Venturi’s departures from modernist orthodoxy were indeed more timid than his theoretical pronouncements. He was a respecter of progressive taboos. He and his partner Denise Scott Brown were given to denouncing as sexists those critics who did not give her full credit as a coauthor of Learning from Las Vegas. (So please understand “Venturi” in the foregoing to mean “Venturi et al.”!) They also occasionally backpedaled, unsaying some of their strongest criticism. “Because we have criticized Modern architecture,” they wrote near the book’s beginning, “it is proper here to state our intense admiration of its early period when its founders, sensitive to their own times, proclaimed the right revolution.” (Not just admiration but “intense” admiration for the “right revolution.”)

This, of course, is the way many Hungarian, Czech, and East German dissidents talked in the 1980s. To ask for more, as Wolfe and others did, was to ask an awful lot of Venturi. If Venturi could not come out and declare himself an enemy of the revolution all at once, that may be a testament to the revolution’s power, rather than his own pusillanimity. The boy who says the emperor has no clothes does a service even if he has no “blueprint for governance.”

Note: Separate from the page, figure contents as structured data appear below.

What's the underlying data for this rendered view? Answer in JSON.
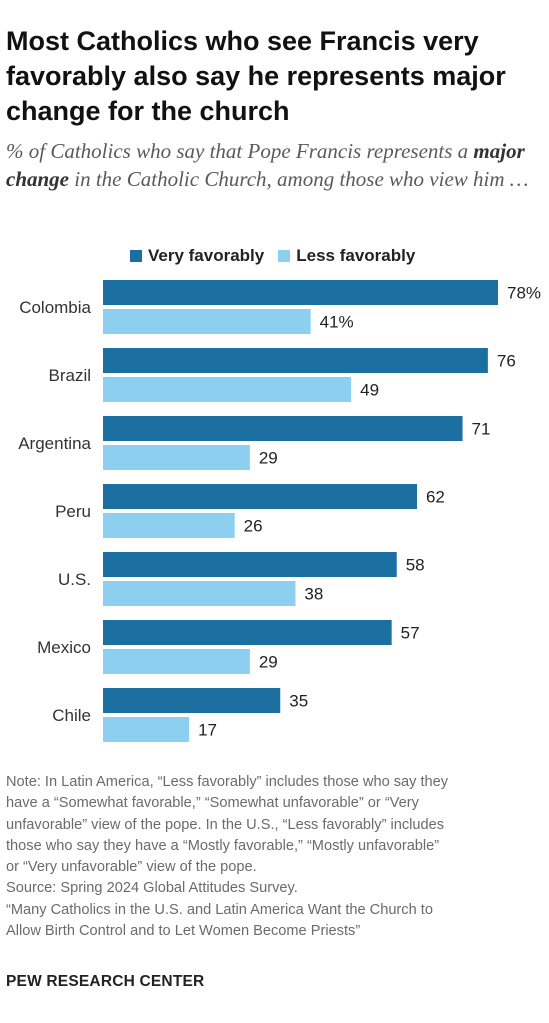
{
  "title": "Most Catholics who see Francis very favorably also say he represents major change for the church",
  "subtitle": {
    "before": "% of Catholics who say that Pope Francis represents a ",
    "emphasis": "major change",
    "after": " in the Catholic Church, among those who view him …"
  },
  "notes": [
    "Note: In Latin America, “Less favorably” includes those who say they",
    "have a “Somewhat favorable,” “Somewhat unfavorable” or “Very",
    "unfavorable” view of the pope. In the U.S., “Less favorably” includes",
    "those who say they have a “Mostly favorable,” “Mostly unfavorable”",
    "or “Very unfavorable” view of the pope.",
    "Source: Spring 2024 Global Attitudes Survey.",
    "“Many Catholics in the U.S. and Latin America Want the Church to",
    "Allow Birth Control and to Let Women Become Priests”"
  ],
  "brand": "PEW RESEARCH CENTER",
  "colors": {
    "very": "#1b6fa1",
    "less": "#8dcfee"
  },
  "chart_data": {
    "type": "bar",
    "orientation": "horizontal",
    "categories": [
      "Colombia",
      "Brazil",
      "Argentina",
      "Peru",
      "U.S.",
      "Mexico",
      "Chile"
    ],
    "series": [
      {
        "name": "Very favorably",
        "values": [
          78,
          76,
          71,
          62,
          58,
          57,
          35
        ],
        "color": "#1b6fa1"
      },
      {
        "name": "Less favorably",
        "values": [
          41,
          49,
          29,
          26,
          38,
          29,
          17
        ],
        "color": "#8dcfee"
      }
    ],
    "first_label_suffix": "%",
    "xlim": [
      0,
      78
    ],
    "grid": false,
    "legend": "top"
  }
}
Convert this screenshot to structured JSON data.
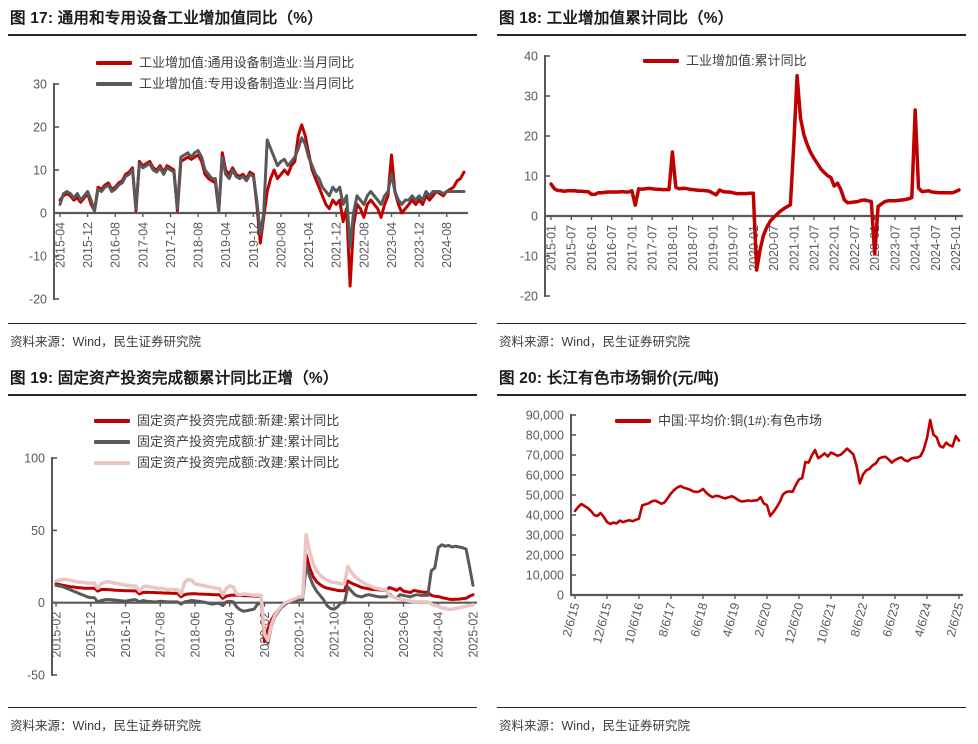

Venturi et al. professed themselves shocked at being compared (as they frequently were) to Nixonites: “One does not have to agree with hard-hat politics,” they wrote, “to support the rights of the middle-middle-class to their own architectural aesthetics.” No, one doesn’t, but Venturi’s critics were not stupid. They saw that his dissent, small though it appeared to outsiders, was the maximum dissent feasible. Venturi was suggesting that the ideas of the modernists had become involuted, illogical, and monumentally arrogant, and that the general public, choosing in a slapdash way and for the crassest possible reasons, could be trusted to do no worse. There was, indeed, something Nixonian about Learning from Las Vegas, or at least reminiscent of those 1970s conservatives who swore they would rather be ruled by the first 200 names in the Boston telephone book than the Harvard faculty. They would not have disagreed that 200 random property developers in Las Vegas could build a more humane and habitable environment than the faculty of the Yale School of Art and Architecture.